It is mind boggling how self interest can drive a leader to risk the fate of a nation. Millions walk into the voting booth with enthusiasm and hope. Putting the failures of their government and leaders behind them and looking ahead in the horizon with faith. Hoping to make it to the flickering light at the end of the tunnel. They match, cheer, sing and hum the patriotic tunes as they vote for the candidate who might this time walk them through the mud and swampy thicket. The leader they hope will clear the path to the land of their dreams and not the graves of their fore-fathers. One who would hold the ladder steady while they climb to greater heights. For some it is the only time they can raise their voices. There is a feeling of empowerment, the freshness of a new day, turning the page to a new chapter—feeling wanted and recognized by their government.
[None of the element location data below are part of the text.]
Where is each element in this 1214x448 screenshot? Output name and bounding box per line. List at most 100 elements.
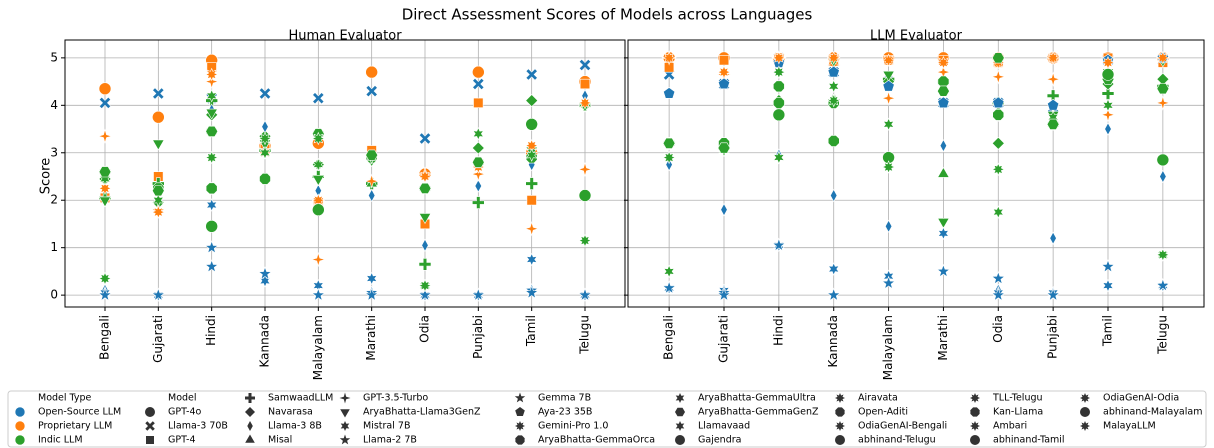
data-point [259,274,271,288]
legend-marker [970,435,980,445]
data-point [418,182,432,194]
data-point [1045,71,1061,87]
y-tick-label: 2 [50,193,58,207]
data-point [152,110,165,124]
legend-title: Model [168,393,197,404]
data-point [151,185,165,197]
y-tick-label: 4 [50,98,58,112]
x-tick-label: Gujarati [717,315,731,363]
data-point [98,271,112,286]
data-point [1047,98,1060,111]
data-point [662,51,676,65]
legend-marker [675,393,685,403]
legend-label: GPT-4 [168,435,196,446]
legend-label: TLL-Telugu [992,393,1043,404]
data-point [772,51,786,65]
legend-label: Ambari [993,421,1027,432]
data-point [525,148,538,162]
data-point [206,62,217,73]
data-point [470,166,486,182]
legend-label: Llama-3 8B [268,421,322,432]
data-point [311,131,326,146]
data-point [991,162,1006,177]
x-tick-label: Kannada [826,315,840,368]
legend-marker [340,409,350,418]
legend-marker [970,393,980,403]
data-point [718,55,730,66]
x-tick-label: Punjabi [1046,315,1060,359]
legend-marker [339,392,351,404]
x-tick-label: Malayalam [881,315,895,380]
x-tick-label: Marathi [936,315,950,361]
legend-label: Airavata [858,393,898,404]
data-point [98,181,112,196]
data-point [261,120,269,134]
panel-title: Human Evaluator [288,29,402,44]
legend-label: Gemini-Pro 1.0 [538,421,608,432]
data-point [662,150,676,165]
legend-label: Llama-3 70B [168,421,228,432]
data-point [937,166,950,178]
data-point [525,252,538,267]
legend-label: Open-Aditi [858,407,908,418]
data-point [98,96,112,110]
legend-swatch [14,420,26,432]
data-point [312,175,325,187]
legend-label: MalayaLLM [1103,421,1156,432]
legend-label: Proprietary LLM [38,421,112,432]
data-point [717,65,731,79]
legend-label: abhinand-Tamil [993,435,1065,446]
data-point [205,89,218,103]
data-point [474,179,482,193]
legend-marker [515,421,525,431]
data-point [827,262,840,276]
data-point [881,275,896,290]
data-point [717,142,731,154]
legend-label: AryaBhatta-GemmaGenZ [698,407,819,418]
legend-marker [340,421,350,431]
legend-label: Indic LLM [38,435,83,446]
data-point [882,79,895,92]
data-point [258,131,272,146]
x-tick-label: Kannada [258,315,272,368]
x-tick-label: Bengali [662,315,676,360]
legend-marker [515,435,525,445]
data-point [826,93,841,108]
data-point [937,218,950,229]
legend-marker [514,392,526,403]
data-point [418,169,432,184]
data-point [259,146,271,160]
x-tick-label: Tamil [524,315,538,347]
data-point [204,150,219,165]
x-tick-label: Hindi [771,315,785,346]
legend-label: abhinand-Telugu [858,435,936,446]
x-tick-label: Bengali [98,315,112,360]
y-tick-label: 3 [50,145,58,159]
legend-marker [145,407,155,417]
data-point [473,97,484,108]
data-point [311,287,326,302]
legend-label: AryaBhatta-GemmaUltra [698,393,816,404]
legend-marker [675,421,685,431]
legend-label: AryaBhatta-Llama3GenZ [363,407,481,418]
legend-label: Open-Source LLM [38,407,121,418]
data-point [310,251,326,268]
data-point [882,117,895,132]
data-point [525,118,538,131]
data-point [881,160,896,174]
legend-marker [1080,393,1090,403]
legend-label: Llama-2 7B [363,435,417,446]
data-point [992,96,1005,109]
legend-swatch [14,406,26,418]
legend-marker [675,435,685,445]
legend-marker [245,393,255,403]
chart-title: Direct Assessment Scores of Models acros… [402,6,813,24]
data-point [526,195,537,206]
data-point [471,156,485,168]
data-point [578,189,592,202]
legend-label: SamwaadLLM [268,393,333,404]
legend-marker [339,434,351,445]
data-point [1102,98,1114,113]
data-point [827,135,840,147]
data-point [97,287,113,302]
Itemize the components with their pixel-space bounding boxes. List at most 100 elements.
Abuzz with optimism and pride, they cast the vote into the ballot box—a box filled with darkness and mystery— uncertainty awaits. A dark box where what goes in might not come out– a box that swallows hopes and dreams. A box that they used to long for—but now approach with fear, anger and hate. They start wondering who is inside that box. Is it indeed a box or a dark hole in which they cast their future. A deep hole that swallows their dreams. A hole in which they sow the seeds of hope– but out sprouts the weeds that kill the crop.
Elections are becoming a rest stop along the president-for- life journey for many of our leaders. They pull over to take a leak, stretch out their legs and jump right back in the driver’s seat to take the wheel. Should we just flip the coin since no one wants to concede power? Or better yet roll the dice since everyone wants the piece of the pie. We used to fear the bullet and now we are equally scared of the ballot. It is no longer a game—we can’t simply call shotgun. The stakes are high and passengers have the right to choose who is behind the wheel and who sits near the wheel.
Behind the ballot box is a mystery room. A room which continues to rob our brothers and sisters of their civil liberties. The little room where elections are now decided. The negotiation room. Many wait with eagerness—with ears glued to the radios and puffy tired eyes staring at the television sets. As reality sinks in, some choose to flee their homes in fear. What happened to that ballot, they wonder? Mugabe vs. Tsvangirai came down to a power-sharing deal—and the two foes continue to fight for the wheel– without regard for passenger safety in the back seat. With every intersection, they hold on firmly as the drivers swerve recklessly. Gbagbo vs. Outtara has left Ivory Coast on the brink of civil war. Thousands have fled and others wait in fear—once again in Africa we have one car with two drivers behind the wheel. Why should we bleed after casting the ballot?